Objective: To ascertain current infection control practices, endoscope cleaning procedures, perceived risks of infection, and implementation of universal precautions in gastrointestinal endoscopy units in the United States.
Design: National mailed survey of gastroenterology nurses and associates conducted anonymously in March 1988.
Setting: Completed surveys were received from all 50 states and Puerto Rico and from all practice settings. The most common practice setting was private/community hospitals (66%).
Participants: Of the 4,952 survey forms mailed to all members and to interested nonmembers of the Society of Gastrointestinal Nurses and Associates, 2,158 (44%) were returned and 2,030 (41%) were completed and evaluable. Of the respondents, 1,487 (73%) were registered nurses.

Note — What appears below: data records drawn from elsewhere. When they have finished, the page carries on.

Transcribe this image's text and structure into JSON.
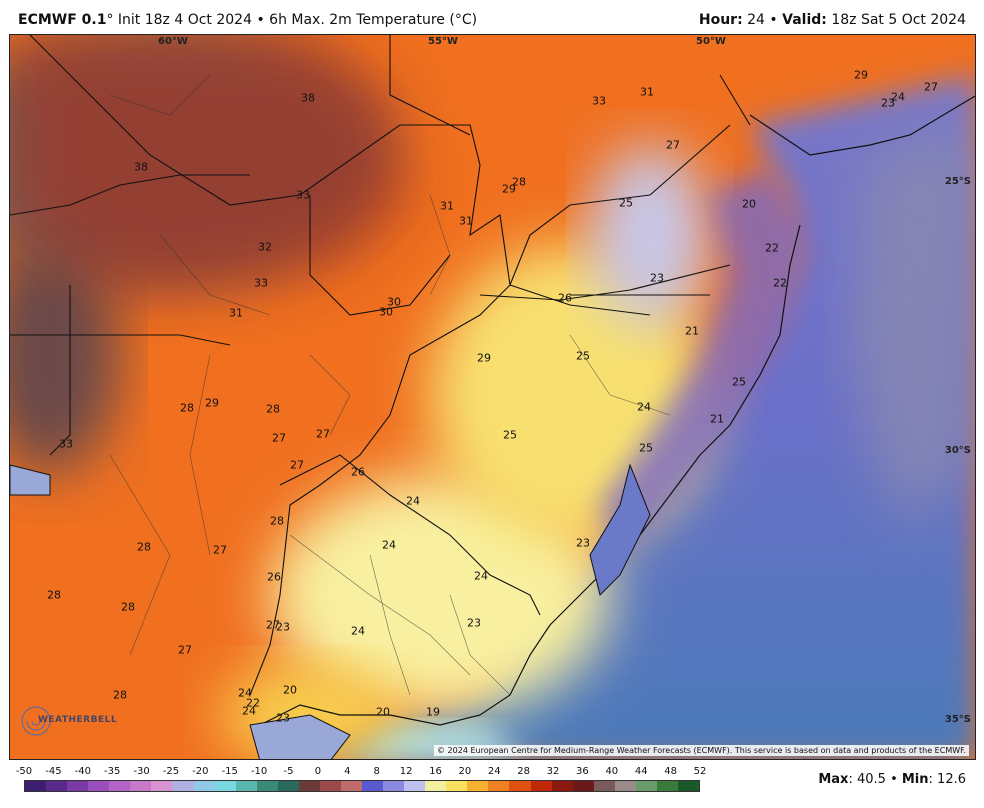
{
  "header": {
    "model": "ECMWF 0.1",
    "model_suffix": "°",
    "init": "Init 18z 4 Oct 2024",
    "sep": "•",
    "product": "6h Max. 2m Temperature (°C)",
    "hour_label": "Hour:",
    "hour_value": "24",
    "valid_label": "Valid:",
    "valid_value": "18z Sat 5 Oct 2024"
  },
  "map": {
    "lon_labels": [
      "60°W",
      "55°W",
      "50°W"
    ],
    "lat_labels": [
      "25°S",
      "30°S",
      "35°S"
    ],
    "copyright": "© 2024 European Centre for Medium-Range Weather Forecasts (ECMWF). This service is based on data and products of the ECMWF.",
    "logo_text": "WEATHERBELL",
    "values": [
      "38",
      "38",
      "33",
      "32",
      "33",
      "31",
      "31",
      "31",
      "28",
      "30",
      "30",
      "33",
      "29",
      "28",
      "29",
      "28",
      "27",
      "27",
      "27",
      "26",
      "33",
      "31",
      "27",
      "25",
      "20",
      "22",
      "22",
      "23",
      "26",
      "25",
      "21",
      "25",
      "24",
      "21",
      "25",
      "29",
      "24",
      "25",
      "24",
      "23",
      "24",
      "24",
      "23",
      "23",
      "20",
      "19",
      "28",
      "27",
      "28",
      "28",
      "26",
      "28",
      "27",
      "27",
      "28",
      "24",
      "22",
      "24",
      "23",
      "20",
      "29",
      "24",
      "27",
      "23"
    ]
  },
  "colorbar": {
    "ticks": [
      "-50",
      "-45",
      "-40",
      "-35",
      "-30",
      "-25",
      "-20",
      "-15",
      "-10",
      "-5",
      "0",
      "4",
      "8",
      "12",
      "16",
      "20",
      "24",
      "28",
      "32",
      "36",
      "40",
      "44",
      "48",
      "52"
    ],
    "colors": [
      "#3c1e6e",
      "#5a2a8a",
      "#7a3aa6",
      "#9b4fbf",
      "#b464c8",
      "#c878c8",
      "#d893d0",
      "#b0b0e0",
      "#90c8e8",
      "#7ad8e0",
      "#5ab8b0",
      "#3a8a7a",
      "#2a6a5a",
      "#6a3a3a",
      "#9a4a4a",
      "#c06a6a",
      "#5a5ad0",
      "#8a8ae0",
      "#c0c0f0",
      "#f0f0a0",
      "#f8e060",
      "#f8b030",
      "#f08020",
      "#e05010",
      "#c02808",
      "#8a1a10",
      "#6a1a1a",
      "#7a5a5a",
      "#9a8a8a",
      "#6a9a6a",
      "#3a7a3a",
      "#1a5a2a"
    ],
    "max_label": "Max",
    "max_value": "40.5",
    "min_label": "Min",
    "min_value": "12.6"
  }
}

Results: Sixty-seven percent (n = 1,358) of the respondents routinely used an enzymatic cleaner as a step in the instrument decontamination process; 93% (n = 1,879) chemically disinfected instruments after each case; and 88% (n = 1,779) disinfected endoscopes with an aqueous glutaraldehyde product. Respondents reported that they and a significantly smaller proportion of physicians (p less than .001) employed barrier precautions for all endoscopic cases involving possible contact with blood/body fluids of patients known (66% versus 57%, respectively) and not known (12% versus 8%, respectively) to have a bloodborne infection. Endoscopy-related infections, usually bacterial, were reported to have occurred at their institutions by 6% (n = 116) of respondents.
Conclusions: We conclude that cleaning, disinfection, and sterilization procedures for gastrointestinal endoscopic instruments vary, that appropriate protective apparel is not always worn, and that some practices may lead to preventable endoscopy-related infection in patients.